19. April 16.45 Uhr

The periodic table of data structures and the path toward self-designing data systems

Data structures are everywhere. They define the behavior of modern data systems and data-driven algorithms. For example, with data systems that utilize the correct data structure design for the problem at hand we can reduce the monthly bill of large-scale data systems applications on the cloud by hundreds of thousands of dollars. We can accelerate data science tasks by being able to dramatically speed up the computation of statistics over large amounts of data. We can train drastically more neural networks within a given time budget, improving accuracy.

However, knowing the right data structure and system design for any given scenario is a notoriously hard problem; there is a massive space of possible designs while there is no single design that is perfect across all data, queries, and hardware scenarios. We will discuss our quest for the first principles of data structures and data system design. We will show signs that it is possible to reason about this massive design space, and we will show early results from a prototype self-designing data system which can take drastically different shapes to optimize for the workload, hardware, and available cloud budget. These shapes include data structure and system designs which are discovered automatically and do not exist in the literature or industry.

Stratos Idreos


Stratos Idreos is an associate professor of Computer Science at Harvard University where he leads the Data Systems Laboratory. His research focuses on making it easy and even automatic to design workload and hardware conscious data structures and data systems with applications on relational, NoSQL, and data science problems. For his PhD thesis on adaptive indexing, Stratos was awarded the 2011 ACM SIGMOD Jim Gray Doctoral Dissertation award and the 2011 ERCIM Cor Baayen award from the European Research Council on Informatics and Mathematics. In 2015 he was awarded the IEEE TCDE Rising Star Award from the IEEE Technical Committee on Data Engineering for his work on adaptive data systems and in 2020 he received the ACM SIGMOD Contributions award. Stratos is also a recipient of the National Science Foundation Career award, and the Department of Energy Early Career award.

21. Juni 16.30 Uhr

Deep Entity Matching: Challenges and Opportunities

Entity matching refers to the task of determining whether two different representations refer to the same real-world entity. It continues to be a prevalent problem for many organizations where data resides in different sources and duplicates the need to be identified and managed. The term “entity matching” also loosely refers to the broader problem of determining whether two heterogeneous representations of different entities should be associated together. This problem has an even wider scope of applications, from determining the subsidiaries of companies to matching jobs to job seekers, which has impactful consequences.

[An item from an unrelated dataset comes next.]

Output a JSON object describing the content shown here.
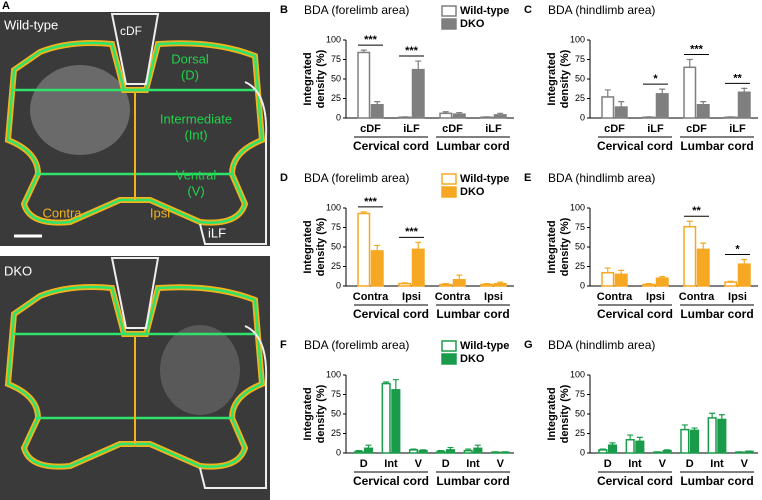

In this talk, I will present Ditto, which is an example of a modern entity matching system based on pretrained language models. I will also summarize recent solutions in applying deep learning and pre-trained language models for solving the entity matching task and discuss some challenges and opportunities for further exciting work in this area.

This talk is based on work with Yuliang Li, Jinfeng Li, Yoshihiko Suhara, Jin Wang, and Wataru Hirota while the speaker was at Megagon Labs.

Wang-Chiew Tan


Wang-Chiew is a research scientist at Facebook AI. Prior to joining Facebook AI, she led the research efforts at Megagon Labs with the goal of building advanced technologies to enhance search by experience where her team conducted research on data integration, information extraction, text mining and summarization, knowledge base construction and commonsense reasoning, and data visualization. Prior to that, she was a Professor of Computer Science at University of California, Santa Cruz. She also spent two years at IBM Research - Almaden. Her research interests include data integration and exchange, data provenance, and natural language processing. She is a co-recipient of the 2014 ACM PODS Alberto O. Mendelzon Test-of-Time Award, the 2018 ICDT Test-of-Time Award, and the 2020 Alonzo Church Award. She received the 2019 VLDB Women in Database Research Award. She was on the VLDB Board of Trustees (2014-2019) and she is a Fellow of the ACM.